I was diagnosed with Moyamoya last week. I'm from a very small town and no one knows anything about Moyamoya. All I have is what I've read online and I'm not sure how much of it is true. On to the important part I'm on the hunt for a surgeon. My doctor told me to talk to a few to find one I felt comfortable with.. My problem is I have no clue where to start looking!! Who do you recommend?? I'm from the Midwest but willing to travel!

Hi and welcome! In addition to doing your own research, Ask your doctor who they might recommend. University of Illinois College of Medicine has a neurovascular surgery center. Or the Barrow Neurological Institute in AZ.

Ok I will look into both of them.

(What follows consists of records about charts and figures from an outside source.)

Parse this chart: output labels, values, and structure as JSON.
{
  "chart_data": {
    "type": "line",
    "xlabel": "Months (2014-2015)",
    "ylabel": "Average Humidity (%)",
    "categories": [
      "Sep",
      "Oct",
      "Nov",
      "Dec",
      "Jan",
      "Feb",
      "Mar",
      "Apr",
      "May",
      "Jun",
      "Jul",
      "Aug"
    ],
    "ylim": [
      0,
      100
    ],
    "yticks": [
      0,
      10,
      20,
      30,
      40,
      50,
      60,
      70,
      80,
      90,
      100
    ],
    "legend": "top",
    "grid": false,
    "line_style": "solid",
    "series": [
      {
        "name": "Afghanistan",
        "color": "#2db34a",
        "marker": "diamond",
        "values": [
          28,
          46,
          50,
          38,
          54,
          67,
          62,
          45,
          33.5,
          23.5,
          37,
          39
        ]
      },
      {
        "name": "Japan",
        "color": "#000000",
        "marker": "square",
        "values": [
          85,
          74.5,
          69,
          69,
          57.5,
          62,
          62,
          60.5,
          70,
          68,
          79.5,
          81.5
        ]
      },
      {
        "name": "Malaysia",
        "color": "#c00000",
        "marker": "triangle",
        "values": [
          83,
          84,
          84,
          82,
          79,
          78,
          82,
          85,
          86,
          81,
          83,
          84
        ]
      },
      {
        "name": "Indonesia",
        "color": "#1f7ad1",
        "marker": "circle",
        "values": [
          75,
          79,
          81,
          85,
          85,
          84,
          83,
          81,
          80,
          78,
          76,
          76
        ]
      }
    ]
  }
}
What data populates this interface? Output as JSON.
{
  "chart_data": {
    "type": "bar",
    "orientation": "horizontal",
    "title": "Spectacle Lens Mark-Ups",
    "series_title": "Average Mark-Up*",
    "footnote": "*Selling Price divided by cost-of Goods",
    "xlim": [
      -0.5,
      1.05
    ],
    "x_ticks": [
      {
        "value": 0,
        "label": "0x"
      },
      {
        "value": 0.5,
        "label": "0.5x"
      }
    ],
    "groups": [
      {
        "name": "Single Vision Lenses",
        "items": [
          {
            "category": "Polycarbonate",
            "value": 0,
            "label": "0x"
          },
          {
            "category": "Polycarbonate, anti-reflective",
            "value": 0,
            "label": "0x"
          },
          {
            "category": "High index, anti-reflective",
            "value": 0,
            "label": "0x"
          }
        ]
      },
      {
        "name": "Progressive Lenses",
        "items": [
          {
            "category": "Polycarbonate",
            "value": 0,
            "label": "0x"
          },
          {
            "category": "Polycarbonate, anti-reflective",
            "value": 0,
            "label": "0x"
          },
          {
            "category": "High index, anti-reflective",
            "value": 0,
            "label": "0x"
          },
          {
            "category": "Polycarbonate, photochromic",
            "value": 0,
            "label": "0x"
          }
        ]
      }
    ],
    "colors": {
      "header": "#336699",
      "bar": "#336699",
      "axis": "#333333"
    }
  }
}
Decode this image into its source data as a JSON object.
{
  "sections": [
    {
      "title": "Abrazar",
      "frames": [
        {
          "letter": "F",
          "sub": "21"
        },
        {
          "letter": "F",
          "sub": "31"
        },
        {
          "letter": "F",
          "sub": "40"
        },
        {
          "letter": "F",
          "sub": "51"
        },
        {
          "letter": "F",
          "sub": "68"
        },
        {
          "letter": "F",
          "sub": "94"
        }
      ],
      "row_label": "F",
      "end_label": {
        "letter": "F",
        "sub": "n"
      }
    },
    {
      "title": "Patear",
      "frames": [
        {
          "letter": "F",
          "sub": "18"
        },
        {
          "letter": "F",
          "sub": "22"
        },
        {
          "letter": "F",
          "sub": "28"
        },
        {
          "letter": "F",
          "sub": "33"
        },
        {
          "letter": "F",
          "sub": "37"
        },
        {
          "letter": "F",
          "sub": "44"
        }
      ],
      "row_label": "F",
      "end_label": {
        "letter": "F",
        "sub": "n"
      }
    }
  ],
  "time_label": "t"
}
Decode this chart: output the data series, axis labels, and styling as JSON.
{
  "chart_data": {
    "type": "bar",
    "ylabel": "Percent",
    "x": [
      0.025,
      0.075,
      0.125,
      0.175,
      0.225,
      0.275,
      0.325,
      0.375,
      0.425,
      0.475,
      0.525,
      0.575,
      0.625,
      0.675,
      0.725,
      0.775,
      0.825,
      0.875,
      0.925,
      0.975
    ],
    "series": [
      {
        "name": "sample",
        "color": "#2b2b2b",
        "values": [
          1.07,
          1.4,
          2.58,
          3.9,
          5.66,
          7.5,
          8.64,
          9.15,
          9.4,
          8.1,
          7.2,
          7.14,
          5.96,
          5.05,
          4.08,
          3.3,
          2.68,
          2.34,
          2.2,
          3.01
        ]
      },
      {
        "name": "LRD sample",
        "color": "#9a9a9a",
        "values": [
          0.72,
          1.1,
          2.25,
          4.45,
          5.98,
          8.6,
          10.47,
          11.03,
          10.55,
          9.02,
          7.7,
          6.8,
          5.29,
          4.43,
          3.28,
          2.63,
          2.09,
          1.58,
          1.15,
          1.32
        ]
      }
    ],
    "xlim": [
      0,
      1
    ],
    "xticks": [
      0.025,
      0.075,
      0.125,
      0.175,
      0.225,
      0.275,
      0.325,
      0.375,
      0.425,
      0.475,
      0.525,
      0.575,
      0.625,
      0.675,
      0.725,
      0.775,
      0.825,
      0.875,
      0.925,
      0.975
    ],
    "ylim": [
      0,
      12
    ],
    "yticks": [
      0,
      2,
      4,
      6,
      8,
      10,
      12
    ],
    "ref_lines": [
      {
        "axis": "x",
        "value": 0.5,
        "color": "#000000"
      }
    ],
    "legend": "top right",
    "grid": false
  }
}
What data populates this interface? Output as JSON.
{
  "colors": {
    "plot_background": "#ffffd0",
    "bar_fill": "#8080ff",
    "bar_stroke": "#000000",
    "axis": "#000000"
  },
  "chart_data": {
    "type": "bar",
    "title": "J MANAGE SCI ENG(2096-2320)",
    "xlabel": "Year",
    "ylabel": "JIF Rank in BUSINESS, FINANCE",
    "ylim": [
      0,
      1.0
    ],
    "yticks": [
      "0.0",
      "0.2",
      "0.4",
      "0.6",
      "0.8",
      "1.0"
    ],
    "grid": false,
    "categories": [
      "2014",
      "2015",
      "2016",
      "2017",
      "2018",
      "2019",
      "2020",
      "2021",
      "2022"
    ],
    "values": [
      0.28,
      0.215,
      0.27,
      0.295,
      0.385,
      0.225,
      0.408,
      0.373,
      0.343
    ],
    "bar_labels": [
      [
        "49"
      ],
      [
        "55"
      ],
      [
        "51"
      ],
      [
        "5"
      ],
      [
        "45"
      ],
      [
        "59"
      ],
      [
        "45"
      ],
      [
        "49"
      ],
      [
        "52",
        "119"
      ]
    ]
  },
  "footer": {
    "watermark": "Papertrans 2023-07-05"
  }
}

My doctor doesn't know anything about it 😥..

Dr. Douglas Anderson of Loyola Medical Center operated on my sister last fall and again this spring (1st one side then the other). She's been doing well and has no restrictions. Loyola is located in Maywood outside of Chicago, IL.  Have to have a neurologist confirm you have MM and then you can make an appt with a surgeon like Dr. Anderson. Hope you find someone good to help you.

Dr. Ed Smith works in Boston Children Hospital and is one of the few neurosurgeons that know what hes talking about when it comes to moyamoya.

Hello Cerena

Are you anywhere near Nashville, Tn.?   My son William was diagnosed with Moya-Moya disease a few years back, and subsequently had two surgeries done by Dr. Robert Mericle and his excellent staff at the Nashville Neurosurgery Group.  Here is his information:

  https://www.healthgrades.com/physician/dr-robert-mericle-35c5c

I wish you the best.....  Let me know if I can be of any help.  Willy is in Lake Worth, Fl. but comes here to Lancing, Tn (near Knoxville) to see me.  He still suffers from headaches as he is recovering.  It's a tough one......

charles coryn, lancing, tn.

I'm in South Florida, probably not very helpful, but I had used Dr. Jacques Morcos for my STA-MCA Bypass surgeries.  He was informed and everyone told me that Jackson Hospital was the only place I wanted to go with MM.  I wish I'd have found this site before I was diagnosed in April of this year, after having a frontal left love stroke.  Good luck to you.  It's not so scary when you find the right person to ask the information.   

I'm sure there are other's, but the research I found was Boston, Stanford, and OHSU in Portland Oregon.  My wife has both left and right bypass surgeries at OHSU with great success.